Participants were men or women of any racial background who were at least 55 years old and had systolic BP of 160 mm Hg or greater or were currently on antihypertensive therapy. All were at high risk of vascular disease because of established CVD or diabetes.

 

Although 97% of the patients were taking BP medications before enrolling in the trial and 75% of them were receiving at least two drugs, only 37% achieved BP below 140/90 mm Hg. After 18 months of treatment, overall control rates increased to 76%, Dr. Jamerson said. Mean systolic pressure dropped to 131 mm Hg from 145 mm Hg at baseline. Improvements were similar irrespective of age and gender.

 

The results were even more dramatic in U.S. participants, with more than 80% of those patients achieving systolic pressure reductions to below 140 mm Hg (mean 129 mm Hg).
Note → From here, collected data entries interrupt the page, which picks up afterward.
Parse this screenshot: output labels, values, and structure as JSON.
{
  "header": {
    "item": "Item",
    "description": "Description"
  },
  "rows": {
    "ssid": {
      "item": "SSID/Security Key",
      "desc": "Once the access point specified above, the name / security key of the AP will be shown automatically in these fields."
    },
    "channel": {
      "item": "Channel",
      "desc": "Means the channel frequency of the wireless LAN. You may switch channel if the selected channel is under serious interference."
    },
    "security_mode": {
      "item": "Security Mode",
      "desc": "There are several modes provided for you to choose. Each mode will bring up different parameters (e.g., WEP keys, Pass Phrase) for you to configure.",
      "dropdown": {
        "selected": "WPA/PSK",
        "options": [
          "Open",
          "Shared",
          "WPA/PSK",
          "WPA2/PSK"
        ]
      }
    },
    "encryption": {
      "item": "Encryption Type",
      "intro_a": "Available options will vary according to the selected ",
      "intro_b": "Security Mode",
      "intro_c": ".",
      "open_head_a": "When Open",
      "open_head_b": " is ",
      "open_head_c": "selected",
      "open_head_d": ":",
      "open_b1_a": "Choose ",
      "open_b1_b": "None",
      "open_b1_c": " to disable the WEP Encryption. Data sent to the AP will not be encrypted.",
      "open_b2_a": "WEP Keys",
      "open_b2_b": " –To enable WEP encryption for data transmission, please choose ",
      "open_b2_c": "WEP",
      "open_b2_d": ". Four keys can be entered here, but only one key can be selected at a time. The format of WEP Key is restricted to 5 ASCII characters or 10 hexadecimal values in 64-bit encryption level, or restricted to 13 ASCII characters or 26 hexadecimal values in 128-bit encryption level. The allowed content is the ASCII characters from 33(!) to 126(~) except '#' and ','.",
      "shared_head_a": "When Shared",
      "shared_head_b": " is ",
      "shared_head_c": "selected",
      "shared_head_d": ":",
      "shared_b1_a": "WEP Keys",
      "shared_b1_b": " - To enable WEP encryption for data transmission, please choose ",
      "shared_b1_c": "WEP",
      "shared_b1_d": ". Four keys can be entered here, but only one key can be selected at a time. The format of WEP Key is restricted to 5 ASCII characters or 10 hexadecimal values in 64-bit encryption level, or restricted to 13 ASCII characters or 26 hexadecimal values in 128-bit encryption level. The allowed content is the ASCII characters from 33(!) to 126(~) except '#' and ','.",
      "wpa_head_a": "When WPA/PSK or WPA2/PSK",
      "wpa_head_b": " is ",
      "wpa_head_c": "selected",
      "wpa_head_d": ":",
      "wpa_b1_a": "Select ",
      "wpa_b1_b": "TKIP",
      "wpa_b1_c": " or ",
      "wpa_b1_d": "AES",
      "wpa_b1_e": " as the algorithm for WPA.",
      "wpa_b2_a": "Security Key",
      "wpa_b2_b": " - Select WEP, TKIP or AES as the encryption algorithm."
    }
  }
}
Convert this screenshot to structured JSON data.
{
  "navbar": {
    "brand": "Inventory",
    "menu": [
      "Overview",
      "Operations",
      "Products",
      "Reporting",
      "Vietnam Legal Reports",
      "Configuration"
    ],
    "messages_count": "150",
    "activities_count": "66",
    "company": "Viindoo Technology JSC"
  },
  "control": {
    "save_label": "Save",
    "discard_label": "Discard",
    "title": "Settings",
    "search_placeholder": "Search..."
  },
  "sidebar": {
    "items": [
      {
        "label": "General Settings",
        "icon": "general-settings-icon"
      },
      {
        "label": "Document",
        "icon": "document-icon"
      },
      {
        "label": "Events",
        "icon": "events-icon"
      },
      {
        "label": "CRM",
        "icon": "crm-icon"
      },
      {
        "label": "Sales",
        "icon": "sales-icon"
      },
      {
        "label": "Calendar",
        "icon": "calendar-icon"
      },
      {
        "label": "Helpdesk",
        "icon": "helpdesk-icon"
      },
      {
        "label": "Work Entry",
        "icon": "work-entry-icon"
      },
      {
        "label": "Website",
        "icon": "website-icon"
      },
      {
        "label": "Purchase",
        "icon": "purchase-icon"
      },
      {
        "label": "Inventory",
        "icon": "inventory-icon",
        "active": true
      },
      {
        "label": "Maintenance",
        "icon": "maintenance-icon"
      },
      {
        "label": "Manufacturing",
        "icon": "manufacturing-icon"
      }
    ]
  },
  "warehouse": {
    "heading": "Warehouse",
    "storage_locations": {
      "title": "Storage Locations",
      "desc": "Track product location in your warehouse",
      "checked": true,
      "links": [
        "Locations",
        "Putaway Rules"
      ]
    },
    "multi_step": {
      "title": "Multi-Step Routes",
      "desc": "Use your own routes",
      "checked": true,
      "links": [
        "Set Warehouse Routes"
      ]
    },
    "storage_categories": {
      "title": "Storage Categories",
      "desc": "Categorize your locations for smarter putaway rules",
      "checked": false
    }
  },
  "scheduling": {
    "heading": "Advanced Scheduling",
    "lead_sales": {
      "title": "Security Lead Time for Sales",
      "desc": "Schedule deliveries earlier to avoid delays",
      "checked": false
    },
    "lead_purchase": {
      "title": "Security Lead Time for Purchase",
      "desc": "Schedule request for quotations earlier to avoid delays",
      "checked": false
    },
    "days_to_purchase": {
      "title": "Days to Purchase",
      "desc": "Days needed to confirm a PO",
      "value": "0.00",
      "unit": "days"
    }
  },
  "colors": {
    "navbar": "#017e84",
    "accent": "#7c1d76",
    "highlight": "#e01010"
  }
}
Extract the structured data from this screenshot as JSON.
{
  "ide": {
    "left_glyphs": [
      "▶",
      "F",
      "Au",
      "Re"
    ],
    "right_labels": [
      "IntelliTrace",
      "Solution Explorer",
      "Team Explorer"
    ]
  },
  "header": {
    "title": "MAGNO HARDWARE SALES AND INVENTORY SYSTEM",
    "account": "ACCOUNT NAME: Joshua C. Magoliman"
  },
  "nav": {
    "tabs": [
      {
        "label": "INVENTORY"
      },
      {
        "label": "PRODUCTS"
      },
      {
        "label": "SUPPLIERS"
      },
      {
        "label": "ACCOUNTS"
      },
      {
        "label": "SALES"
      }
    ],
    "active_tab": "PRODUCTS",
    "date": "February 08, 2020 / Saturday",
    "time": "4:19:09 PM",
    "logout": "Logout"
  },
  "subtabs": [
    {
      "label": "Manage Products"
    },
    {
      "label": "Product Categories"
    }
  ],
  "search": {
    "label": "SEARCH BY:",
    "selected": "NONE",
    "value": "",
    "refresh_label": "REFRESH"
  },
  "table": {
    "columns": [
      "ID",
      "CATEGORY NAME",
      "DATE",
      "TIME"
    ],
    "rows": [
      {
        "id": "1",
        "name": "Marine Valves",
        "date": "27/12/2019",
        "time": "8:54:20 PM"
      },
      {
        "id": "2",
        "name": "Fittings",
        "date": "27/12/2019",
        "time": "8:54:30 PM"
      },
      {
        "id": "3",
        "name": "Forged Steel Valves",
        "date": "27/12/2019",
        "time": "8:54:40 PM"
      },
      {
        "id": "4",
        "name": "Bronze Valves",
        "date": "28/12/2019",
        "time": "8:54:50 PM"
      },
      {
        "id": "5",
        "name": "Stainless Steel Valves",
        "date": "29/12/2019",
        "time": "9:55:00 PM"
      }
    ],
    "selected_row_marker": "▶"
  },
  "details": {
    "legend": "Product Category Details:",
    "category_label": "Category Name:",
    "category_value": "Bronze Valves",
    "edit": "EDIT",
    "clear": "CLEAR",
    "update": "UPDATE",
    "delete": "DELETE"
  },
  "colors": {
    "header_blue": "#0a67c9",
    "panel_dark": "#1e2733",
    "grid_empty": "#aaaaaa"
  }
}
Gender, age, and ethnicity had no effect on the magnitude of BP reduction.

 

“While the traditional approach to hypertension management had been to start patients on one medicine, increase the dose, and then add on additional medications as needed, we now have significant data which demonstrate the value of treating high-risk hypertensive patients with a fixed-dose combination from the start,” Dr. Jamerson commented.